On Mon, Aug 19, 2024, at 19:08, Derick Rethans wrote:
> Hi!
> 
> Arnaud, Larry, and I have been working on an article describing the 
> state of generics and collections, and related "experiments".
> 
> You can find this article on the PHP Foundation's Blog:
> https://thephp.foundation/blog/2024/08/19/state-of-generics-and-collections/
> 
> cheers,
> Derick
> 

As an experiment, awhile ago, I went a different route for reified generics by 
'hacking' type aliases (which I was also experimenting with). Such that a 
generic becomes compiled into a concrete implementation with a dangling type 
alias:

class Box<T> {
  function __construct(T $thing) {}
}

is essentially compiled to

class Box {
  use alias __Box_T => ???;

  function __construct(__Box_T $thing) {}
}

This just gets a T type alias (empty-ish, with a mangled name) that gets filled 
in during runtime (every instance gets its own type alias table, and uses that 
along with the file alias table).

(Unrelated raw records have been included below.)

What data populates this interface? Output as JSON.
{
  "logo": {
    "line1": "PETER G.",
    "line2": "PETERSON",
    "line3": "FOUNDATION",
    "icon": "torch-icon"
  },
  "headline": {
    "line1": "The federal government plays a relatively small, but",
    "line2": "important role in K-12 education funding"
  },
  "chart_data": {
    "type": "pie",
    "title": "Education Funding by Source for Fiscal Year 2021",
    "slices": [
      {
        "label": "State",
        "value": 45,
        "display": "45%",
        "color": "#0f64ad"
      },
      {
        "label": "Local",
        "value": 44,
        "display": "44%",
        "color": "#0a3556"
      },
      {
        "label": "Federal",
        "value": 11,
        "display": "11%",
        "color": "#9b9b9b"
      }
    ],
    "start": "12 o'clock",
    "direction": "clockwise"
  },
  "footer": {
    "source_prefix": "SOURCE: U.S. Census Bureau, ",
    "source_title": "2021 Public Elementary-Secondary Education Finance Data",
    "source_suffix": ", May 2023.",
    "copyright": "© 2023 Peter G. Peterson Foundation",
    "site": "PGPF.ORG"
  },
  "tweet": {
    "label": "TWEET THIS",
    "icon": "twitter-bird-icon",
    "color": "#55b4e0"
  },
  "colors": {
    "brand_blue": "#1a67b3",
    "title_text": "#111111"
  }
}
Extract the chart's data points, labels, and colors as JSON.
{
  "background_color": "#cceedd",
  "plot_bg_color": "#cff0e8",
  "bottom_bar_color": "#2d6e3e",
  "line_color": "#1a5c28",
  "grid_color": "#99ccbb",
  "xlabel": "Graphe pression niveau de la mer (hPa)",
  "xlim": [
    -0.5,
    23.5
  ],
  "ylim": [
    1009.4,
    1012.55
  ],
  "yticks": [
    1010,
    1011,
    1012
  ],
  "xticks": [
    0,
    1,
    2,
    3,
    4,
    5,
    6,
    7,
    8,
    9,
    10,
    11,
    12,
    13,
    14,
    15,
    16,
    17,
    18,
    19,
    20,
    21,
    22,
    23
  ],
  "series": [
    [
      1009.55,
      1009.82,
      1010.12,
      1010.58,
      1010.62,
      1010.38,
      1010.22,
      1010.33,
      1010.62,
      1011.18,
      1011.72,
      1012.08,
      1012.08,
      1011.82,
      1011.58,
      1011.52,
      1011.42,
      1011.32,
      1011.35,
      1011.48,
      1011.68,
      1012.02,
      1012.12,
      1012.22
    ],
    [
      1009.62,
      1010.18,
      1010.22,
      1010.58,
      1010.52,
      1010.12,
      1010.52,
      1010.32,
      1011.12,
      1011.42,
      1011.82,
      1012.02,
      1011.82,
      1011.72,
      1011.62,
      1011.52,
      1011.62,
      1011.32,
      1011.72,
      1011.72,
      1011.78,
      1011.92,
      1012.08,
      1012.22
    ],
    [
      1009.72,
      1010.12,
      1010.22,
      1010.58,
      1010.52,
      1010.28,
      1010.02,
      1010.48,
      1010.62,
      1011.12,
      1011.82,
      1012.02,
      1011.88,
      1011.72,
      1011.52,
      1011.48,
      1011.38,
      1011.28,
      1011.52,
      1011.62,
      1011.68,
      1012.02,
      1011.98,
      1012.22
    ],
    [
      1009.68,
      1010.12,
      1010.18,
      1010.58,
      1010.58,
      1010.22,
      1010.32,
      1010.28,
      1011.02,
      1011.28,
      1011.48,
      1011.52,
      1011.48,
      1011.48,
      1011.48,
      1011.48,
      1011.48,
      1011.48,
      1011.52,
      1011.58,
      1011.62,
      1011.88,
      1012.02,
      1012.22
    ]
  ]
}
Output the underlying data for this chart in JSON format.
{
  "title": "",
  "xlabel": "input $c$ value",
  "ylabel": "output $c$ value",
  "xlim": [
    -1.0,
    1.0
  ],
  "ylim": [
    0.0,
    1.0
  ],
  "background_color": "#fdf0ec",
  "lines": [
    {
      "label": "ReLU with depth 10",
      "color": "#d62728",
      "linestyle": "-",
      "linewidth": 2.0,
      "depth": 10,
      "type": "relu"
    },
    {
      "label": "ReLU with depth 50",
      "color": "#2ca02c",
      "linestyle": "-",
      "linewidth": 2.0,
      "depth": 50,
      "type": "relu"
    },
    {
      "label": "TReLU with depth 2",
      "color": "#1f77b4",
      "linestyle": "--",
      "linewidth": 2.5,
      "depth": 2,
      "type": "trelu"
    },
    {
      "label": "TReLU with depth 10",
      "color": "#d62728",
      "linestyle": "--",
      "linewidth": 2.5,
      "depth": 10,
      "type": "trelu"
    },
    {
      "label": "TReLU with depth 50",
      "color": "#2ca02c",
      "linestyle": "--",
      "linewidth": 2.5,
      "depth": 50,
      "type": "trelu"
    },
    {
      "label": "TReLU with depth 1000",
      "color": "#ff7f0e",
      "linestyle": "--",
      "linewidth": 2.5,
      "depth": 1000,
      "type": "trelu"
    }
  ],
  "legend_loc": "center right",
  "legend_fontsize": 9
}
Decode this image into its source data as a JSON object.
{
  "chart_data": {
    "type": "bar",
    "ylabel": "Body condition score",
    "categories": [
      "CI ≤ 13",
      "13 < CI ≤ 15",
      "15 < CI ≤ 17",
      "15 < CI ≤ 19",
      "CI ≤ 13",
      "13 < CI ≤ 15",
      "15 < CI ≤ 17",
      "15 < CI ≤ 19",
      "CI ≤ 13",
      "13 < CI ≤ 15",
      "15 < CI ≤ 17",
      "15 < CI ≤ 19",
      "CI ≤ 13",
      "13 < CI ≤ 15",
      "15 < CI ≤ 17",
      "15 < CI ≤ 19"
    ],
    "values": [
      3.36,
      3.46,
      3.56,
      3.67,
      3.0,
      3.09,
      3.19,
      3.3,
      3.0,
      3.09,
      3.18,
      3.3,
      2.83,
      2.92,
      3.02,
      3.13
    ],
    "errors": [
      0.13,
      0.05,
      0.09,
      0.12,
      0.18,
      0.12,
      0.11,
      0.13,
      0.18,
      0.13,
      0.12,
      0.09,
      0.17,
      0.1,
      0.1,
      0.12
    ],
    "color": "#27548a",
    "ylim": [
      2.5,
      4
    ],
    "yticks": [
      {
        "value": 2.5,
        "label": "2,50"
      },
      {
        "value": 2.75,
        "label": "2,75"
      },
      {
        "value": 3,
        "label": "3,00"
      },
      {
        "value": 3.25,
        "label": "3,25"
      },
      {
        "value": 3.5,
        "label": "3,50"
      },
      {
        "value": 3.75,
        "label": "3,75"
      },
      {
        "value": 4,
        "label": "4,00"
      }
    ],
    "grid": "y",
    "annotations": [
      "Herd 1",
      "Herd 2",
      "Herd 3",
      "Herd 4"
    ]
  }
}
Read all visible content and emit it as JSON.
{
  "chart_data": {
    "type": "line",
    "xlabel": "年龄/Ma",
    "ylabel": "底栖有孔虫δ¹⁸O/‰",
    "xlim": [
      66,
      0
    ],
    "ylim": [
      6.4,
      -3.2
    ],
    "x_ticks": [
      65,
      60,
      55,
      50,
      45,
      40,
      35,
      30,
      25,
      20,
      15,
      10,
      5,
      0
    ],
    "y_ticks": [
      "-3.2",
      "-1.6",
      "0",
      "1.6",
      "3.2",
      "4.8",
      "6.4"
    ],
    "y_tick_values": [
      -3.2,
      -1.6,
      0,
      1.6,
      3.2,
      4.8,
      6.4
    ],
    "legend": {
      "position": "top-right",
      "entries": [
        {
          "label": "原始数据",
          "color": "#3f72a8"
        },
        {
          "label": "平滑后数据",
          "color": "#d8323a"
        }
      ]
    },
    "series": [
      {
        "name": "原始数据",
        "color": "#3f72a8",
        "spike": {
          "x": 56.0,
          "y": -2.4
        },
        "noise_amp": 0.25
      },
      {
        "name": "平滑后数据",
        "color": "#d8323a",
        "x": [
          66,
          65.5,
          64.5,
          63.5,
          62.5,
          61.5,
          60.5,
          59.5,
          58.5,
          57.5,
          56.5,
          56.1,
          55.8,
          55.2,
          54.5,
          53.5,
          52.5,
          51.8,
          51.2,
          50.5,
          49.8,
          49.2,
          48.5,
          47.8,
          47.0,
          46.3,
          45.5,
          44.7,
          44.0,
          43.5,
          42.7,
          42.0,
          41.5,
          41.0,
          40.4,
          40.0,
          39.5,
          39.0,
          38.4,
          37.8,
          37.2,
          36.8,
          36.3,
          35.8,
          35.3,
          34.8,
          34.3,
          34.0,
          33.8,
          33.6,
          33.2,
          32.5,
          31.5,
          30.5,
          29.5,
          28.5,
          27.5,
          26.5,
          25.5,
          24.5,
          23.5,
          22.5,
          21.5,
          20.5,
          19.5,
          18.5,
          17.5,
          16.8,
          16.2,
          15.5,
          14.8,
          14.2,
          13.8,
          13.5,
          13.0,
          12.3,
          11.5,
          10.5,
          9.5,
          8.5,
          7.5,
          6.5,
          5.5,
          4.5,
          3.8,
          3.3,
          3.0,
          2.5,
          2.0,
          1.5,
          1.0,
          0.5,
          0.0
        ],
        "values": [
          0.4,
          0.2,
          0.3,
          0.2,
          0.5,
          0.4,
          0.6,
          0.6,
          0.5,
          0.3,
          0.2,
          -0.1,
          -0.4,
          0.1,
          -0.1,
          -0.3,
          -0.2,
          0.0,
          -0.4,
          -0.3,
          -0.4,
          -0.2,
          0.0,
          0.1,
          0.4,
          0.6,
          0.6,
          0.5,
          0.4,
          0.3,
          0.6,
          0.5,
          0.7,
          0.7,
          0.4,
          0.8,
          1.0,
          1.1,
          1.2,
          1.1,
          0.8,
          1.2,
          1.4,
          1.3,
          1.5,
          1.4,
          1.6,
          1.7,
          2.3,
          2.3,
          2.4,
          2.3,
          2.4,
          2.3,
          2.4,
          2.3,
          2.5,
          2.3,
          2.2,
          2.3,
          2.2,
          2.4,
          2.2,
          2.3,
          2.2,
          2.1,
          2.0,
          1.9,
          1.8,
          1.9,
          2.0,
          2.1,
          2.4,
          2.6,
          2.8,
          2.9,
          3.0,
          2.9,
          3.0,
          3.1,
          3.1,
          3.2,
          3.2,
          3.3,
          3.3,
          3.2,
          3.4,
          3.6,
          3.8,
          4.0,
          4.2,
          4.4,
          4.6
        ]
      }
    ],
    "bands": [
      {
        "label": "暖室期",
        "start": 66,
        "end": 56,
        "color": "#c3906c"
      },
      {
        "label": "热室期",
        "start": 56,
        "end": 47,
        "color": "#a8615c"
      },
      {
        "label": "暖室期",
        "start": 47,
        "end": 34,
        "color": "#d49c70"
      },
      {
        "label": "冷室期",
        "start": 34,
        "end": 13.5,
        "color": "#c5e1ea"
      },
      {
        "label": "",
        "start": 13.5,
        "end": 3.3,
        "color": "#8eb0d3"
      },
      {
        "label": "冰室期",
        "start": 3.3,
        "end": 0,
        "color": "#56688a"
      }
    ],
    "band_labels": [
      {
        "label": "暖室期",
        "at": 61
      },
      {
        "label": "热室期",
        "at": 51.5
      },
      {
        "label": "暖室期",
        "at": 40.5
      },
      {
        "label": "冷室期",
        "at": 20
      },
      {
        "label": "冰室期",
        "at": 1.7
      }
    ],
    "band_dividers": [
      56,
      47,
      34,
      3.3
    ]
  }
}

There shouldn't be any performance impact 
this way (or at least, as bad as using type aliases, in general; which is also 
an oft-requested feature).

Thus, when you create a new Box<int> it just fills in that type alias for T as 
int. Nesting still works too Box<Box<int>> is just an int type alias on the 
inner Box and the outer Box alias is just Box. Type-checking basically works 
just like it does today (IIRC, Box<int> literally got stored as "Box<int>" for 
fast checking), and reflection just looks up the type aliases and unmangles 
them -- though I know for certain I never finished reflection and got bogged 
down in GC shenanigans.

There were probably some serious cons in that approach, but I ran out of free 
time to investigate. If you are doing experiments, it is probably worth looking 
into.

FYI though, people seemed really turned off by file-level type aliases (at 
least exposed to user-land, so I never actually pursued it).